Panamá indefendible: Ela Urriola


La primera vez que vi al poeta José Franco fue durante la premiación de un certamen literario en el que participé aún siendo estudiante. Recibir de sus manos aquel pergamino tuvo una connotación simbólica: suyo era aquel poema que mi padre conserva todavía en su biblioteca. Hoy nos llegan los detalles sobre la accidentada ceremonia y sentimos vergüenza. Sea por desgreño administrativo –como pareciera ser el caso–, o por un desacierto personal –como la anécdota sobre una exdirectora que alquiló el histórico lugar (afectando nuestra máxima gala literaria) para fines relacionados con su profesión–; solo cabe una pregunta: ¿Cuándo nos tomaremos en serio la cultura?

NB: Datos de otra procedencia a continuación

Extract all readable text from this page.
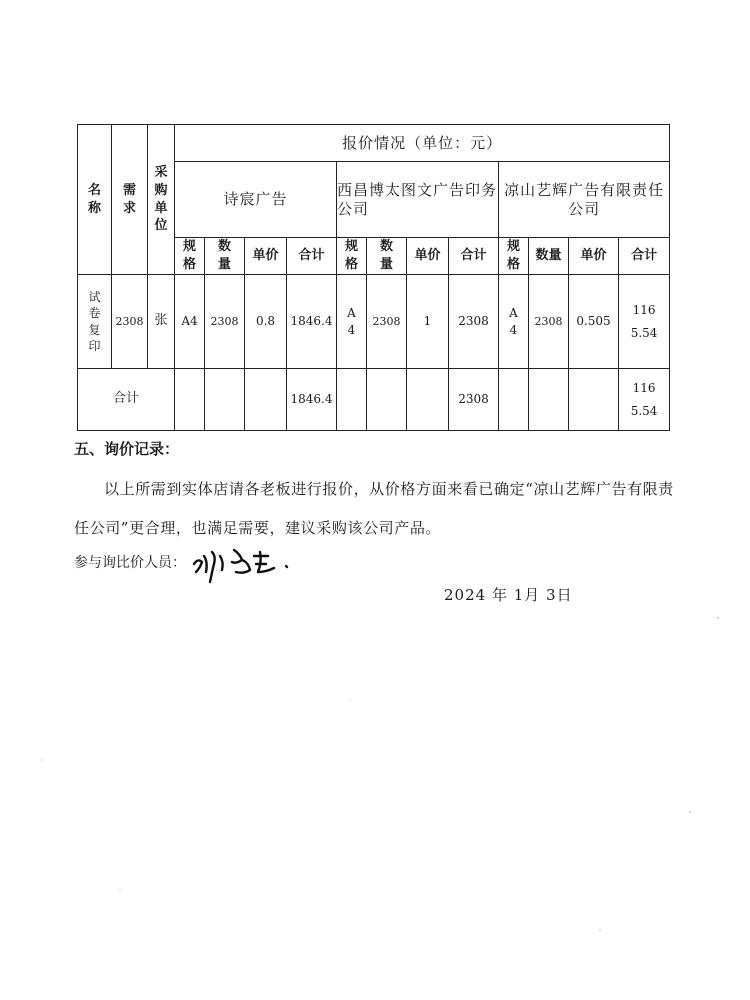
名称	需求	采购单位	报价情况（单位：元）											
			诗宸广告				西昌博太图文广告印务公司				凉山艺辉广告有限责任公司			
			规格	数量	单价	合计	规格	数量	单价	合计	规格	数量	单价	合计
试卷复印	2308	张	A4	2308	0.8	1846.4	A4	2308	1	2308	A4	2308	0.505	1165.54
合计						1846.4				2308				1165.54
五、询价记录：

以上所需到实体店请各老板进行报价，从价格方面来看已确定“凉山艺辉广告有限责任公司”更合理，也满足需要，建议采购该公司产品。

参与询比价人员：
2024 年 1月 3日
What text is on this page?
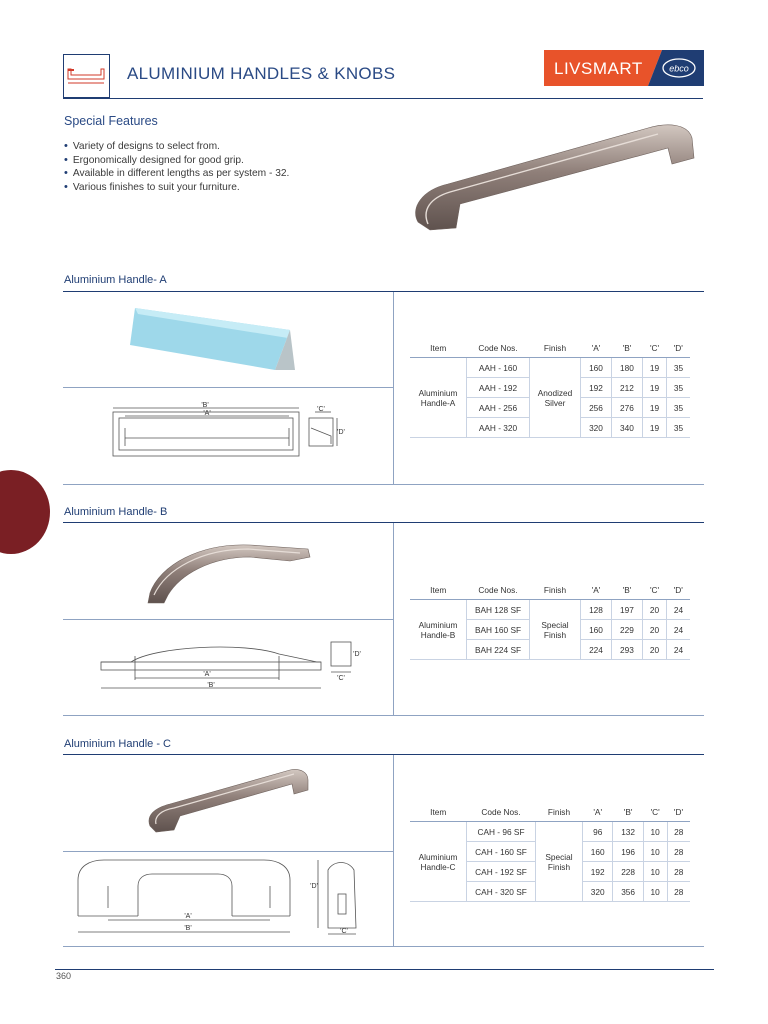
ALUMINIUM HANDLES & KNOBS	LIVSMART	ebco
Special Features
• Variety of designs to select from.
• Ergonomically designed for good grip.
• Available in different lengths as per system - 32.
• Various finishes to suit your furniture.
Aluminium Handle- A
'B'
'A'
'C'
'D'
Item	Code Nos.	Finish	'A'	'B'	'C'	'D'
Aluminium Handle-A	AAH - 160	Anodized Silver	160	180	19	35
	AAH - 192		192	212	19	35
	AAH - 256		256	276	19	35
	AAH - 320		320	340	19	35
Aluminium Handle- B
'A'
'B'
'C'
'D'
Item	Code Nos.	Finish	'A'	'B'	'C'	'D'
Aluminium Handle-B	BAH 128 SF	Special Finish	128	197	20	24
	BAH 160 SF		160	229	20	24
	BAH 224 SF		224	293	20	24
Aluminium Handle - C
'A'
'B'
'D'
'C'
Item	Code Nos.	Finish	'A'	'B'	'C'	'D'
Aluminium Handle-C	CAH - 96 SF	Special Finish	96	132	10	28
	CAH - 160 SF		160	196	10	28
	CAH - 192 SF		192	228	10	28
	CAH - 320 SF		320	356	10	28
360
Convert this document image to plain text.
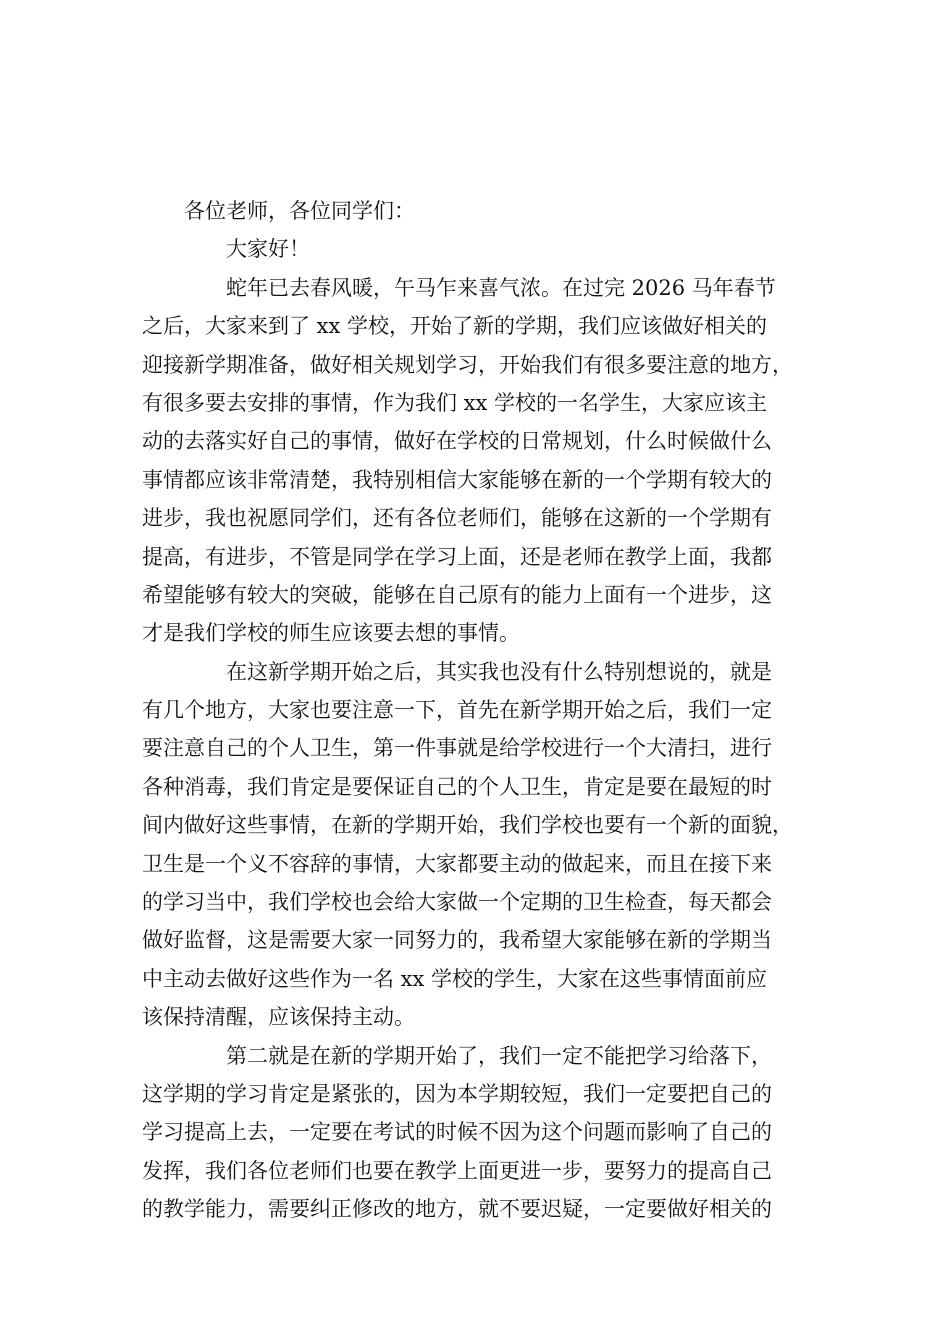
各位老师，各位同学们：
大家好！
蛇年已去春风暖，午马乍来喜气浓。在过完 2026 马年春节
之后，大家来到了 xx 学校，开始了新的学期，我们应该做好相关的
迎接新学期准备，做好相关规划学习，开始我们有很多要注意的地方，
有很多要去安排的事情，作为我们 xx 学校的一名学生，大家应该主
动的去落实好自己的事情，做好在学校的日常规划，什么时候做什么
事情都应该非常清楚，我特别相信大家能够在新的一个学期有较大的
进步，我也祝愿同学们，还有各位老师们，能够在这新的一个学期有
提高，有进步，不管是同学在学习上面，还是老师在教学上面，我都
希望能够有较大的突破，能够在自己原有的能力上面有一个进步，这
才是我们学校的师生应该要去想的事情。
在这新学期开始之后，其实我也没有什么特别想说的，就是
有几个地方，大家也要注意一下，首先在新学期开始之后，我们一定
要注意自己的个人卫生，第一件事就是给学校进行一个大清扫，进行
各种消毒，我们肯定是要保证自己的个人卫生，肯定是要在最短的时
间内做好这些事情，在新的学期开始，我们学校也要有一个新的面貌，
卫生是一个义不容辞的事情，大家都要主动的做起来，而且在接下来
的学习当中，我们学校也会给大家做一个定期的卫生检查，每天都会
做好监督，这是需要大家一同努力的，我希望大家能够在新的学期当
中主动去做好这些作为一名 xx 学校的学生，大家在这些事情面前应
该保持清醒，应该保持主动。
第二就是在新的学期开始了，我们一定不能把学习给落下，
这学期的学习肯定是紧张的，因为本学期较短，我们一定要把自己的
学习提高上去，一定要在考试的时候不因为这个问题而影响了自己的
发挥，我们各位老师们也要在教学上面更进一步，要努力的提高自己
的教学能力，需要纠正修改的地方，就不要迟疑，一定要做好相关的
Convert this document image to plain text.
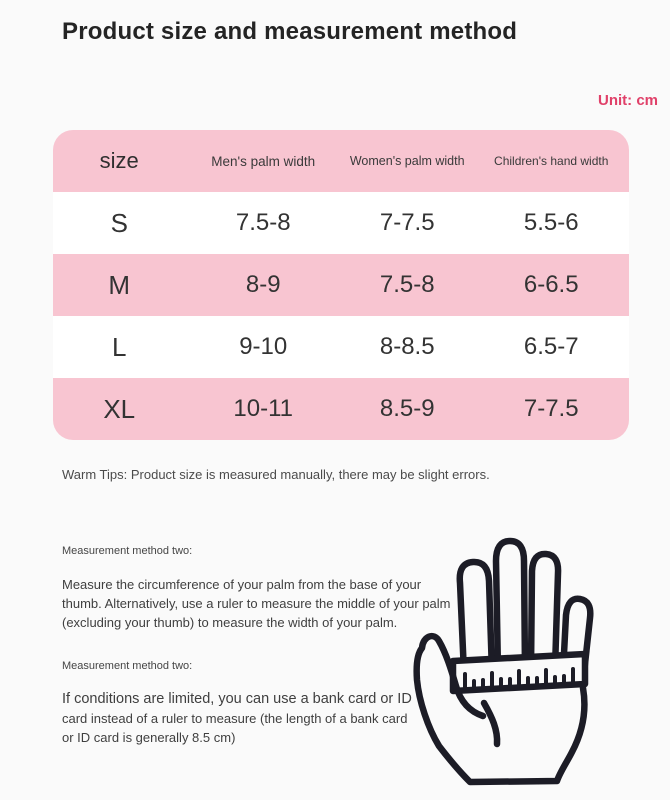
Product size and measurement method
Unit: cm
size	Men's palm width	Women's palm width	Children's hand width
S	7.5-8	7-7.5	5.5-6
M	8-9	7.5-8	6-6.5
L	9-10	8-8.5	6.5-7
XL	10-11	8.5-9	7-7.5
Warm Tips: Product size is measured manually, there may be slight errors.
Measurement method two:
Measure the circumference of your palm from the base of your
thumb. Alternatively, use a ruler to measure the middle of your palm
(excluding your thumb) to measure the width of your palm.
Measurement method two:
If conditions are limited, you can use a bank card or ID
card instead of a ruler to measure (the length of a bank card
or ID card is generally 8.5 cm)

Desde que dejamos de defender a Panamá de los gringos, la cuestión ha sido defenderla de nosotros mismos. Los gobiernos de turno manejaron las áreas revertidas como una inmobiliaria o las regalaron como canastitas de cumpleaños a sus amigos y amiguitas; promovieron la rebatiña de nuestros recursos naturales al mejor postor; permitieron la construcción de centros comerciales en nichos históricos, e hicieron de la diplomacia una farsa en la que confluyen las mismas familias, los mismos socios y los mismos ineptos.
A pesar de los supuestos avances en justicia, andan libres como el viento muchos y muchas responsables de gastarse el dinero destinado a la compra de medicamentos, el de nuestros niños de áreas marginales; el dinero de nuestros impuestos. Pero los ladrones son tratados como héroes, y los héroes… bueno, ya lo sabemos.
Ese Panamá es indefendible. No merecemos los megarrobos, las farsas ni la indiferencia, ni ahogarnos en la basura y la corrupción, ni envejecer en las paradas y tranques, ni la seguridad y la salud pública como sinónimos de desastre, ni escuelas que tengan coladores en lugar de techos; no merecemos la lentitud con la que nos acercan lo que nos corresponde por derecho.
¿Entonces, qué defender? No una Asamblea títere, para la que un pedazo del pastel es la máxima motivación de las bandas; no una patria sin espacios para la historia –un país que desmantela o encajeta su museo sumerge a nuestros jóvenes en la oscuridad, pues no conocerán su patrimonio sino de forma virtual–; un país indefendible, con una crisis de identidad, de justicia y de equidad. Ya ni hablemos de cultura.
Ni con videos de maripositas ni ranas en peligro de extinción se puede defender la papelera sucia con la que nos señala el mundo; vivimos en un país en el que robar millones te exime de ir a la cárcel y te deja refrescarte en el jacuzzi. Vergüenza es lo que debe darnos la lección de integridad de los países vecinos, aquellos a los que solemos ver por encima del hombro (porque no tienen dólares o un Canal) pues ellos sí están aplicando la justicia a sus maleantes.
¿Hay algo que defender todavía? Seguramente el poeta nos dirá que sí: quizás, alejados de las consignas partidistas y las promesas, es posible que escuchemos los ecos de los mártires y las voces de miles de panameños honestos y responsables. Seguramente hay algo que defender, y es nuestro deber hacerlo. Pero mientras tanto, las autoridades y los funcionarios deben hacer su trabajo. Y hacerlo bien. Lo demás, ojalá fuera poesía, porque de no serlo podríamos despertar un día con Panamá convertida en una pesadilla.